Now, with President Obama’s announcement of three more judicial nominees for the D.C. Circuit, the next battle has begun.  All three candidates are qualified to perform their bench duties and two have already been confirmed by the Senate Judiciary Committee along party line votes. The battle began during the Senate Judiciary Committee hearings when Senator Grassley (R-Iowa) began the debate by claiming the D.C. Circuit does not have a sufficient workload to warrant an additional three justices. Senator Hatch (R-Utah) stated that he was “not really voting against the nominees,” but was “voting against packing the court.”

As a result of these claims, Senator Grassley began pushing legislation to remove the three seats from the Circuit.  This action warrants a second look because Senator Grassley voted to fill the same three seats when former President George W. Bush was in office.  At that time the average number of cases pending before the court during the either years of the Bush Administration was 1,152. The average number of cases during the Obama administration so far is 1,362 cases; this is almost 200 more cases on average. Furthermore, the average number of cases per judge has risen from 119 in 2005 to 188 currently.  However, the raw numbers support Senator Grassley’s claim especially when compared to a similar court: the 1st Circuit. The D.C. Circuit had 1,369 cases pending in 2012, whereas, the 1st Circuit had 1,248. The actual total numbers of cases commenced in the 1st Circuit (1,578) is greater than the D.C. Circuit (1,200). There are nine justices on the 1st Circuit and fourteen justices on the D.C. Circuit. This numbers include both full-time and senior justices.

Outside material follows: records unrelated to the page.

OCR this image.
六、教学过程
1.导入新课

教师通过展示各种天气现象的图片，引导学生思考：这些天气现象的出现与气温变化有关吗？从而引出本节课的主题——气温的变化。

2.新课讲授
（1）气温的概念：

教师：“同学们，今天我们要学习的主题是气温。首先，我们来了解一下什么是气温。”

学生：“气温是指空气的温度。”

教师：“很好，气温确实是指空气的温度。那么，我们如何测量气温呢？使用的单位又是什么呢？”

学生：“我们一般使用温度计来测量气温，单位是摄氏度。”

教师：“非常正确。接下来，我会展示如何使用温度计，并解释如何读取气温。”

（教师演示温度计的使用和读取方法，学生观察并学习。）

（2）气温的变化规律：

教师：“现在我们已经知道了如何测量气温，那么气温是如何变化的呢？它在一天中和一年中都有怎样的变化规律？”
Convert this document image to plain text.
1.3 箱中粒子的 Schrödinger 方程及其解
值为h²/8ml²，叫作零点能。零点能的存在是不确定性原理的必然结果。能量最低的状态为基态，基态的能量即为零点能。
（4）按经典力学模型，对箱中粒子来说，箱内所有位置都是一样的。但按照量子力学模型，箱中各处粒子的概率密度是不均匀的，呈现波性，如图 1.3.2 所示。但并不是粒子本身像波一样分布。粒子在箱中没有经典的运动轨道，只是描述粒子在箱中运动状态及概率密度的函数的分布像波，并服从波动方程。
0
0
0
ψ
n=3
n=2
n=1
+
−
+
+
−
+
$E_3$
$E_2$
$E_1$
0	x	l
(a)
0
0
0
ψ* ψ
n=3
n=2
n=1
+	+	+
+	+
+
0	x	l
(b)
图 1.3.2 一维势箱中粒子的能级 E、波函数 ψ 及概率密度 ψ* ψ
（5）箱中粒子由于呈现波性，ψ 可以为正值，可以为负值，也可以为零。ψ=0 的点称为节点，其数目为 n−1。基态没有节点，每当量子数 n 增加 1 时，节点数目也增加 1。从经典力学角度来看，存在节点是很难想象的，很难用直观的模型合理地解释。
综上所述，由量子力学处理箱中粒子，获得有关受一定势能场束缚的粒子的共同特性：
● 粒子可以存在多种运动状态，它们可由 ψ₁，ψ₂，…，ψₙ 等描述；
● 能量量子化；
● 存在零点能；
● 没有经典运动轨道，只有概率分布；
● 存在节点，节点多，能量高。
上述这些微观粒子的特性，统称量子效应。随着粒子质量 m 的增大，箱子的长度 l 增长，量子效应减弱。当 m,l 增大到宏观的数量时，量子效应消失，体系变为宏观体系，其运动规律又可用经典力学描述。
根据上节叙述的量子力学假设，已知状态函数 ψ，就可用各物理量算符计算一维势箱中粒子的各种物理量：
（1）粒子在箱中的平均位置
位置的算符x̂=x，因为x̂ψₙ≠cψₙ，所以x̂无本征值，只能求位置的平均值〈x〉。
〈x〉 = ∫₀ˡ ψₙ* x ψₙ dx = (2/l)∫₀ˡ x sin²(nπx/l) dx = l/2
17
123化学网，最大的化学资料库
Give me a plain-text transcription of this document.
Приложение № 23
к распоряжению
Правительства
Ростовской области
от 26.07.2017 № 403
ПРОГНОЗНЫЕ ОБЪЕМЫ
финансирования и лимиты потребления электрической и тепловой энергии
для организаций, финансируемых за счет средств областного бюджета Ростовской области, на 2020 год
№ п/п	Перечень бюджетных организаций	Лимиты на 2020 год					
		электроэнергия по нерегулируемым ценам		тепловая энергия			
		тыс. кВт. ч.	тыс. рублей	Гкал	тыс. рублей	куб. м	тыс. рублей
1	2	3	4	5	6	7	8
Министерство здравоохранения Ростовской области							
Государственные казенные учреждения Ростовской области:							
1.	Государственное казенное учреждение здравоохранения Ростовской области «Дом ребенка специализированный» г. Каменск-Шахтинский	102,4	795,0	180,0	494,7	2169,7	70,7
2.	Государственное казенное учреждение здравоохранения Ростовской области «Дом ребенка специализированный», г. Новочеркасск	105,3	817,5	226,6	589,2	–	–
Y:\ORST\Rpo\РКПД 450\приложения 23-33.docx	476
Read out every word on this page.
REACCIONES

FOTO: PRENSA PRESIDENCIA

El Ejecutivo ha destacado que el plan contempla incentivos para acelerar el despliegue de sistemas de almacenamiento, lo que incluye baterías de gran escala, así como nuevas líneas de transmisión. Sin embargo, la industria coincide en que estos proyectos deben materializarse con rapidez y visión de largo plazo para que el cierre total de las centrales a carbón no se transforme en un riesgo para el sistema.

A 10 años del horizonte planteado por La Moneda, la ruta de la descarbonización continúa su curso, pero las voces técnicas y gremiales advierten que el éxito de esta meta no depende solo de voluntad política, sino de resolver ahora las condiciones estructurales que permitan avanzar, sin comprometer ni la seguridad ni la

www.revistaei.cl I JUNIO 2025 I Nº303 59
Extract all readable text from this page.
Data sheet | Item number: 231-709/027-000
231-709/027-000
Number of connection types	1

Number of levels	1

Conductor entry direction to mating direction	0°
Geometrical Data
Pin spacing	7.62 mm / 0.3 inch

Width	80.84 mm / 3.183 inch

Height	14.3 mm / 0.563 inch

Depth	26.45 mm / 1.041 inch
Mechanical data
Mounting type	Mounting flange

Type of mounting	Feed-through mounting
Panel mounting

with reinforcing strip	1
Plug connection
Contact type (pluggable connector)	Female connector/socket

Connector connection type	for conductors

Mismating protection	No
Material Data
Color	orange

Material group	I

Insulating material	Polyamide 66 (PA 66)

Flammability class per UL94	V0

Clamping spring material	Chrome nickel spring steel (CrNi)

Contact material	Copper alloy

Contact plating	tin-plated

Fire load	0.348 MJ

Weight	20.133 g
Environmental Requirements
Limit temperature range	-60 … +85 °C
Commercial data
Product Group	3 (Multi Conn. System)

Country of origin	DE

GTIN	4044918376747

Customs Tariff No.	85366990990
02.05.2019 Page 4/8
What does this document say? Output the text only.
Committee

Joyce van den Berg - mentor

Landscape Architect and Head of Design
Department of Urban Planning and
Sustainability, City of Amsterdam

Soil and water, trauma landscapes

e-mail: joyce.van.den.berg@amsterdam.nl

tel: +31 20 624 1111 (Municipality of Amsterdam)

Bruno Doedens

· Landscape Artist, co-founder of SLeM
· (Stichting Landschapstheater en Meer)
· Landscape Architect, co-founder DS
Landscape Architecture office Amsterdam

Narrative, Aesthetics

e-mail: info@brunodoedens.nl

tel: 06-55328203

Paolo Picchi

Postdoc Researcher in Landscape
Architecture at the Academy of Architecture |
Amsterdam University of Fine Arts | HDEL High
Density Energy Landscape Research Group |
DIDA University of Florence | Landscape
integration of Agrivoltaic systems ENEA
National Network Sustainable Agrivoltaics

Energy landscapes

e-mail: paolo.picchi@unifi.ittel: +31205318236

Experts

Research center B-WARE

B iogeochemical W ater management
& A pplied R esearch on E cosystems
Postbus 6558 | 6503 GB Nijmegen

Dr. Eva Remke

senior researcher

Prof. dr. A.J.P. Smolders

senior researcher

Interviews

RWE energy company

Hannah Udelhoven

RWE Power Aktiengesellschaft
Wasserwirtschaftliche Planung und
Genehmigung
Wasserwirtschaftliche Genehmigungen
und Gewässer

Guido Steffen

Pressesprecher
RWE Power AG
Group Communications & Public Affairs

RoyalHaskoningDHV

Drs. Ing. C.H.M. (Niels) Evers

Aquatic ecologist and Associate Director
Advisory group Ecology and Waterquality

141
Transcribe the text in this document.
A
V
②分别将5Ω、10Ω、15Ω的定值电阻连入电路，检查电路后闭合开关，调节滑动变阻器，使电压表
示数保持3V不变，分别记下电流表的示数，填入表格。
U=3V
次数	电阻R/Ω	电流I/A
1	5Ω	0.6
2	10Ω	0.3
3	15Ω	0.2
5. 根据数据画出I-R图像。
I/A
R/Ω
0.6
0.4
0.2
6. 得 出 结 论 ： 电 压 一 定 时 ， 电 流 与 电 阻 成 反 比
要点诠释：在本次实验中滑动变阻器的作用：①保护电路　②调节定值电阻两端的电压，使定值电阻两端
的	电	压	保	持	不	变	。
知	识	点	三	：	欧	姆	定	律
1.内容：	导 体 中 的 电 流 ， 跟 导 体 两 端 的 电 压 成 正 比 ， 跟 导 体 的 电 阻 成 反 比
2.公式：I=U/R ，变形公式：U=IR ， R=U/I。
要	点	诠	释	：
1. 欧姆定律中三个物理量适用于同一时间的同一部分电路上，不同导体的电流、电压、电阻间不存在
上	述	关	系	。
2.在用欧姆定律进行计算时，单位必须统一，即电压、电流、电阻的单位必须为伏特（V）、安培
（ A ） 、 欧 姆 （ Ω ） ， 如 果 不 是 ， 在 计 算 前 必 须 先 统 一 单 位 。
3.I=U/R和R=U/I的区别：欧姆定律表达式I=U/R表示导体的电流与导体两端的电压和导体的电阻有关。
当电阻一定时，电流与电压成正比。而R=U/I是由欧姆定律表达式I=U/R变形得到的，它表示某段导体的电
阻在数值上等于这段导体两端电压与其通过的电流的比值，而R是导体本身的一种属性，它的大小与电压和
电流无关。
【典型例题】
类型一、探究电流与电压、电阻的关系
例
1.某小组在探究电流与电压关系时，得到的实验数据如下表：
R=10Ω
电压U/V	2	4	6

The main argument against this raw data is based on the types of cases each Circuit hears.  The D.C. Circuit hears a much higher volume of complicated regulatory cases as compared to other Circuits, including the 1st Circuit. This is because many federal agencies are located in D.C. and therefore must use the D.C. Circuit for dispute resolution. In addition, the D.C. Circuit deals with regulatory cases involving the environment and national security interests, which have much broader implications than issues handled by other circuits. Regulatory cases are also much harder to organize and reason, requiring a greater number of man-hours to decide.

The argument that the D.C. Circuit is unique is supported by Chief Justice John Roberts, who is a former Chief Justice of the D.C. Circuit. The Chief Justice recently lectured on the many differences of the D.C. Circuit. Justice Roberts also heads the Judicial Conference of the United States that reported in April to the Senator Judiciary Committee that the D.C. Circuit should remain at eleven justices. Patricia Wald, a retired judge from the D.C. Circuit also defends the eleven justice model in a recent Washington Post opinion piece. In a hearing before the Senate Judiciary Committee, Judge Tymkovich from the 10th Circuit responded to a line of questioning about the D.C. Circuit with some helpful figures about administrative appeals. He pointed out the justices on the D.C. Circuit have “something like 120 administrative appeals per judgeship panel, versus about twenty eight for the other Courts of Appeals.” Furthermore, since 2002, the D.C. Circuits administrative cases filed per panel has never been less than one hundred cases.

When this fight comes to a head, it may lead to another threat of the “nuclear option” in order to push the nominations through. It might even lead to the Senate Democrats exercising the option, which would fundamentally change the way the Senate operates. This option is controversial because utilizing it would leave the minority without any options to hold the majority in check. This could lead to a lack of debate in the Senate where the majority rule is all you need.  The appeal of this course of action is tempting; however, if Democrats use this “nuclear option,” there may be no going back. Only time will tell if enough Republicans can be swayed to vote for President Obama’s nominees to avoid this all together.